The accuracy of a supervised classification is dependent to a large extent on the training data used. The aim in training is often to capture a large training set to fully describe the classes spectrally, commonly with the requirements of a conventional statistical classifier in mind. However, it is not always necessary to provide a complete description of the classes, especially if using a support vector machine (SVM) as the classifier. An SVM seeks to fit an optimal hyperplane between the classes and uses only some of the training samples that lie at the edge of the class distributions in feature space (support vectors). This should allow the definition of the most informative training samples prior to the analysis. An approach to identify informative training samples was demonstrated for the classification of agricultural classes in south‐western part of Punjab state, India.

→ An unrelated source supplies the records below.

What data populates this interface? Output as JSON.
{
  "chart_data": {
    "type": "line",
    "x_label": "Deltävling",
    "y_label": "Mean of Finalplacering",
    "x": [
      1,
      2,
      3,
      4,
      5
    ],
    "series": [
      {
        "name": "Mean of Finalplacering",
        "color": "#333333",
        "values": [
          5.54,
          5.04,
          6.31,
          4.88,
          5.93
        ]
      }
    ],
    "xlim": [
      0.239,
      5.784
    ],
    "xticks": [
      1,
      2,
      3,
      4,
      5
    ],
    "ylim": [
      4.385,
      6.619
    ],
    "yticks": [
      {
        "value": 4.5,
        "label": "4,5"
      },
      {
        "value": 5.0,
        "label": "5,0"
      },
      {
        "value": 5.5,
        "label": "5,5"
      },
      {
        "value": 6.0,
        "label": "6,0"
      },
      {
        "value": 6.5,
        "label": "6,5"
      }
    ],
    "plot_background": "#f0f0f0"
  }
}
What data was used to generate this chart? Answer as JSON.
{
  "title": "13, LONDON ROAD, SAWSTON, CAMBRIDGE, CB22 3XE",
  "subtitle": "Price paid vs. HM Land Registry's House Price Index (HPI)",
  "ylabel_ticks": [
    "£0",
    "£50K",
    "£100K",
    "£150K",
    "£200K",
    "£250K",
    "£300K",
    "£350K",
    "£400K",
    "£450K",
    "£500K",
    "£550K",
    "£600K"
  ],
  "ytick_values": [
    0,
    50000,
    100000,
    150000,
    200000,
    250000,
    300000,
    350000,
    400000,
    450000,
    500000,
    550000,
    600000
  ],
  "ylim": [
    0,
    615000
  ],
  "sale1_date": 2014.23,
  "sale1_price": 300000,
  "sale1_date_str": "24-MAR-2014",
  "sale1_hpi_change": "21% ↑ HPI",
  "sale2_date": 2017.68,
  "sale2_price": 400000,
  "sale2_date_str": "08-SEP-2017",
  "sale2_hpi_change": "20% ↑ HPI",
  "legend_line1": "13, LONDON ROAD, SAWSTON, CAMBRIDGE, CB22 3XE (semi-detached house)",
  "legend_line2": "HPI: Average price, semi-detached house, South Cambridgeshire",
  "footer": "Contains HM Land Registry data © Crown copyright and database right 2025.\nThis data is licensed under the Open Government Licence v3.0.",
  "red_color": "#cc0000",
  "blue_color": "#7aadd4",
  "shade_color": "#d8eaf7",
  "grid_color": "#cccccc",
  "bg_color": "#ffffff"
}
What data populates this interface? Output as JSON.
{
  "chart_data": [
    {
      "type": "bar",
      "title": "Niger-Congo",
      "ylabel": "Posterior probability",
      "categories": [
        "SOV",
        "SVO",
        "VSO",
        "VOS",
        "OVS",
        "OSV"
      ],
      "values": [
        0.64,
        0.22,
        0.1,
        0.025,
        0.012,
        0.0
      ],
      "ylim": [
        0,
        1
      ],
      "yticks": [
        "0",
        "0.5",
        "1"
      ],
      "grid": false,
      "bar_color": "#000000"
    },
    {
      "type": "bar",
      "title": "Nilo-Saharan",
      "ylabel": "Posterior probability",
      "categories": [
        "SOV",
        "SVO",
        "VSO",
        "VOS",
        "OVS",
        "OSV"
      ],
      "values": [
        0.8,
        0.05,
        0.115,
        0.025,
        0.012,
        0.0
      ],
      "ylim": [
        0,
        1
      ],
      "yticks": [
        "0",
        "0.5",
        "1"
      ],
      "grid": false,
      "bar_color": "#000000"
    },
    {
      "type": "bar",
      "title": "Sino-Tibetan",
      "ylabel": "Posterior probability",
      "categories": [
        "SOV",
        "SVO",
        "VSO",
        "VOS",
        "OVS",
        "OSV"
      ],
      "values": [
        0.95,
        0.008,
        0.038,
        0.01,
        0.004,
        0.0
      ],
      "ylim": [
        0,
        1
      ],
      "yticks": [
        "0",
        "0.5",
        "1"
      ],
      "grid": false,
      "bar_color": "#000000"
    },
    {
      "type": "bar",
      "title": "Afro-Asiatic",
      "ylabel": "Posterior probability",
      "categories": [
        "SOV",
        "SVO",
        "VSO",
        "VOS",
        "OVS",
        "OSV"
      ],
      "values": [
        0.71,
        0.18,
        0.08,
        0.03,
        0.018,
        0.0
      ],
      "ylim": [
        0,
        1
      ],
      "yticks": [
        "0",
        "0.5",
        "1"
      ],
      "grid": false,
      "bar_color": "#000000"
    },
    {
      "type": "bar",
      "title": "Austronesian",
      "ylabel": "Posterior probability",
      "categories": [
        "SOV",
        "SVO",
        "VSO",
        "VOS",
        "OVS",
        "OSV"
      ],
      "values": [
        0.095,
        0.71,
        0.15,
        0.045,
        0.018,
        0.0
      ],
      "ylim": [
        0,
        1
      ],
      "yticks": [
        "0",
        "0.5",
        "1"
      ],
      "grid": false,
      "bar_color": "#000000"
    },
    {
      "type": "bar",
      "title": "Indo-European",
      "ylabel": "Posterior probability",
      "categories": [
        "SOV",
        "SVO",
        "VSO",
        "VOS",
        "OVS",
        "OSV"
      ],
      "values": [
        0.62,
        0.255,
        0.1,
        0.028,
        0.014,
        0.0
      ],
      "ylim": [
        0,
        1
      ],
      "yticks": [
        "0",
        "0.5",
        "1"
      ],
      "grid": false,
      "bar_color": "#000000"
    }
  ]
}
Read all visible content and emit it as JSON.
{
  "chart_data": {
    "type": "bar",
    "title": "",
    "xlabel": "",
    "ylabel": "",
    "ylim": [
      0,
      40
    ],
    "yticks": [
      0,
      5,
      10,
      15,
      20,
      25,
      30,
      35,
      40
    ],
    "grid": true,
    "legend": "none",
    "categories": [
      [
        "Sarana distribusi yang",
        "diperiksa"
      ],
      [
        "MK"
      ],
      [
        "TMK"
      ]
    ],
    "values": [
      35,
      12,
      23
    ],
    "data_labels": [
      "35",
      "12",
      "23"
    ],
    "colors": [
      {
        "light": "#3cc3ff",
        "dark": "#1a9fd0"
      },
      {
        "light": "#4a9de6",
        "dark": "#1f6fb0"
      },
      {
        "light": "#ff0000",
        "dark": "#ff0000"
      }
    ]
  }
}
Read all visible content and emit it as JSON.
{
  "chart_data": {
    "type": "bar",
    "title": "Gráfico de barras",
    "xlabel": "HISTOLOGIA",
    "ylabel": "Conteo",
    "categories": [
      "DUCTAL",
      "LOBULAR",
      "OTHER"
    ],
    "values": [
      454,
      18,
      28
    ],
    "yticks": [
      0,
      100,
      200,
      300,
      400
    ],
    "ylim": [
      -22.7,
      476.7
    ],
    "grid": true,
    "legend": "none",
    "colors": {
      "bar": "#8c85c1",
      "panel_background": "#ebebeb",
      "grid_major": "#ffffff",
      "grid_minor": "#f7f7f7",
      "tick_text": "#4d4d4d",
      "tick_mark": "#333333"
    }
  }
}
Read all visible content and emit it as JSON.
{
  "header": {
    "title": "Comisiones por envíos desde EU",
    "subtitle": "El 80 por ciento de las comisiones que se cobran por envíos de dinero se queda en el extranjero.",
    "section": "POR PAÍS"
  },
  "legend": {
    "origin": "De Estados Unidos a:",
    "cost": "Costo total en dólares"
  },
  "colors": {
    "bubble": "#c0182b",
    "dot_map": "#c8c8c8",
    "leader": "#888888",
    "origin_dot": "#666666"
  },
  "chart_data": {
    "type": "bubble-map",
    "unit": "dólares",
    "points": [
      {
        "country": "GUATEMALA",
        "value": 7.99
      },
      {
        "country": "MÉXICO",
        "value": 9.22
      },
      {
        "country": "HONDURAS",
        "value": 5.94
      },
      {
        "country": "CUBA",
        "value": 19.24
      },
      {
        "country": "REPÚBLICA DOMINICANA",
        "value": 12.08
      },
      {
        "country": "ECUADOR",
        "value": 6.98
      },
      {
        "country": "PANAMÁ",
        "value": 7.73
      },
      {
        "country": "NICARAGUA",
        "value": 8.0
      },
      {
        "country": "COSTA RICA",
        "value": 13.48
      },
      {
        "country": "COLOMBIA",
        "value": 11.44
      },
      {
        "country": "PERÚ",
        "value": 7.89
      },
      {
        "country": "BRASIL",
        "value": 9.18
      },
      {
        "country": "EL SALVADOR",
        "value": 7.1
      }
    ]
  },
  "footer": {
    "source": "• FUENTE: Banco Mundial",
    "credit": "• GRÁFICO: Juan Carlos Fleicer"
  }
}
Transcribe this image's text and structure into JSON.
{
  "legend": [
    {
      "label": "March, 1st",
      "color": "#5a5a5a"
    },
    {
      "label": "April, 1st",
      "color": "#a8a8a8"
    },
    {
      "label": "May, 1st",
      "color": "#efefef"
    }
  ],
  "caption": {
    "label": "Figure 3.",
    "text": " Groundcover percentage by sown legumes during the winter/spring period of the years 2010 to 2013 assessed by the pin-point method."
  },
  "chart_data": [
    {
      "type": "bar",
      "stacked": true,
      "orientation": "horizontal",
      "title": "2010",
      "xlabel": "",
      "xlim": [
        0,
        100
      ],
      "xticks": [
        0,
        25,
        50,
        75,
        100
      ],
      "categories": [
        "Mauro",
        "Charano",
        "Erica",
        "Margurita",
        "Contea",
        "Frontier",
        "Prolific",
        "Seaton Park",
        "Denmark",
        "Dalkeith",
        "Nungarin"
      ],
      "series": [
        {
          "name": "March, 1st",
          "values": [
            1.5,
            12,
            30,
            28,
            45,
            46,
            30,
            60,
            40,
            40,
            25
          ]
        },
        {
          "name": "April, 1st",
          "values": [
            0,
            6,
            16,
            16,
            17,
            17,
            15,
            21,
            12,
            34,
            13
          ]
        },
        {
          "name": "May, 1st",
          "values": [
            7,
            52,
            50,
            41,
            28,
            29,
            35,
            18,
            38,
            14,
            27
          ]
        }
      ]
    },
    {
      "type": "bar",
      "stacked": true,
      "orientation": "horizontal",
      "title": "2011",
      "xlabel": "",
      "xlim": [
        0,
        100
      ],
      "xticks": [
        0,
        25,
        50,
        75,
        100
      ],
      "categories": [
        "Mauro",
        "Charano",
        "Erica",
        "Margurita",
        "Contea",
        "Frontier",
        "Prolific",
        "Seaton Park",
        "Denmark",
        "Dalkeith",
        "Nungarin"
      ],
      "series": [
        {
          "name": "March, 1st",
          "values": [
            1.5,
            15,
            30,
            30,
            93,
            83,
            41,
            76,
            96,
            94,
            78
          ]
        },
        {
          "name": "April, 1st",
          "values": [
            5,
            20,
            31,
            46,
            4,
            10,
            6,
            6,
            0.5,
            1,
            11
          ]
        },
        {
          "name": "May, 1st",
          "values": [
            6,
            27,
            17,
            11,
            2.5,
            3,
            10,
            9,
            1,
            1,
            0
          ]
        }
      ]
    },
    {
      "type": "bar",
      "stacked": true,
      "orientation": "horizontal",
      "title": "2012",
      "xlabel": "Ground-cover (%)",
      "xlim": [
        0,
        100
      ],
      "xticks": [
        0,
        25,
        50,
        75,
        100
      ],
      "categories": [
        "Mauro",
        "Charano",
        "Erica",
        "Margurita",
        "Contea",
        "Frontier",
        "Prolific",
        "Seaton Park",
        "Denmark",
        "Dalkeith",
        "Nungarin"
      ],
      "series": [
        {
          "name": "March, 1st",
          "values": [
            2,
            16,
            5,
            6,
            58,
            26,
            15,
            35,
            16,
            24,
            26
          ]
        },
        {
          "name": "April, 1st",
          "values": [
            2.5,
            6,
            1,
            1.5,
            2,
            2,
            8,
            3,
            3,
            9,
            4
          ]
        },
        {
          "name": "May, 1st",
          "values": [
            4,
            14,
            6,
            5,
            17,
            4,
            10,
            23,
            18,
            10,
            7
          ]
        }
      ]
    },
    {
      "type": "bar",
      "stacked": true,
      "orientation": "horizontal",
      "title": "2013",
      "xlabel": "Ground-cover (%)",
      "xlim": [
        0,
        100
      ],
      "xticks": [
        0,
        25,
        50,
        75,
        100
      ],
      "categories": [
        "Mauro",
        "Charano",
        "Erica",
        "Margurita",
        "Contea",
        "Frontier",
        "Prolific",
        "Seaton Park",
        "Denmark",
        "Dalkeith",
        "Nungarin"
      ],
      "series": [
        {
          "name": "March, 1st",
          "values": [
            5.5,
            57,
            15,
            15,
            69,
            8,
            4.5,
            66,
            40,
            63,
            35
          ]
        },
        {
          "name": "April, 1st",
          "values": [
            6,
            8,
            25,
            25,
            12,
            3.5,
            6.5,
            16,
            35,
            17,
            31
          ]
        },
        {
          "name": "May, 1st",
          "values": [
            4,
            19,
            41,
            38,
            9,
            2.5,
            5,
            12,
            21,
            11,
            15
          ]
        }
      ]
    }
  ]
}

A small, intelligently selected, training dataset was acquired in the field with the aid of ancillary information. This dataset contained the data from training sites that were predicted before the classification to be amongst the most informative for an SVM classification. The intelligent training collection scheme yielded a classification of comparable accuracy, ∼91%, to one derived using a larger training set acquired by a conventional approach. Moreover, from inspection of the training sets it was apparent that the intelligently defined training set contained a greater proportion of support vectors (0.70), useful training sites, than that acquired by the conventional approach (0.41). By focusing on the most informative training samples, the intelligent scheme required less investment in training than the conventional approach and its adoption would have reduced the total financial outlay in classification production and evaluation by ∼26%. Additionally, the analysis highlighted the possibility to further reduce the training set size without any significant negative impact on classification accuracy.

Acknowledgements

We are grateful to Dr P. K. Sharma, Director Punjab Remote Sensing Centre, Ludhiana for providing the facilities and support for the field visit and data used in the study. The help rendered by Mr P. K. Litoria, Dr D. C. Loshali and Mr Surjit Singh for the field visit is also duly acknowledged. The field information provided by agriculture departments, Tribune newspaper and the farming community in the study area is highly appreciated. The authors are also grateful to the Commonwealth Scholarship and Fellowship plan administered by the British Council for provision of a scholarship to support AM's work at the University of Southampton while on leave from Punjab Remote Sensing Centre, India. The research reported was initiated while AM and GMF were at the University of Southampton. The support vector machines were constructed with BSVM (version 2.01) software developed by Chih‐Wei Hsu and Chih‐Jen Lin, National University, Taipei. Finally, we are grateful to the reviewers for their constructive comments on the original submission.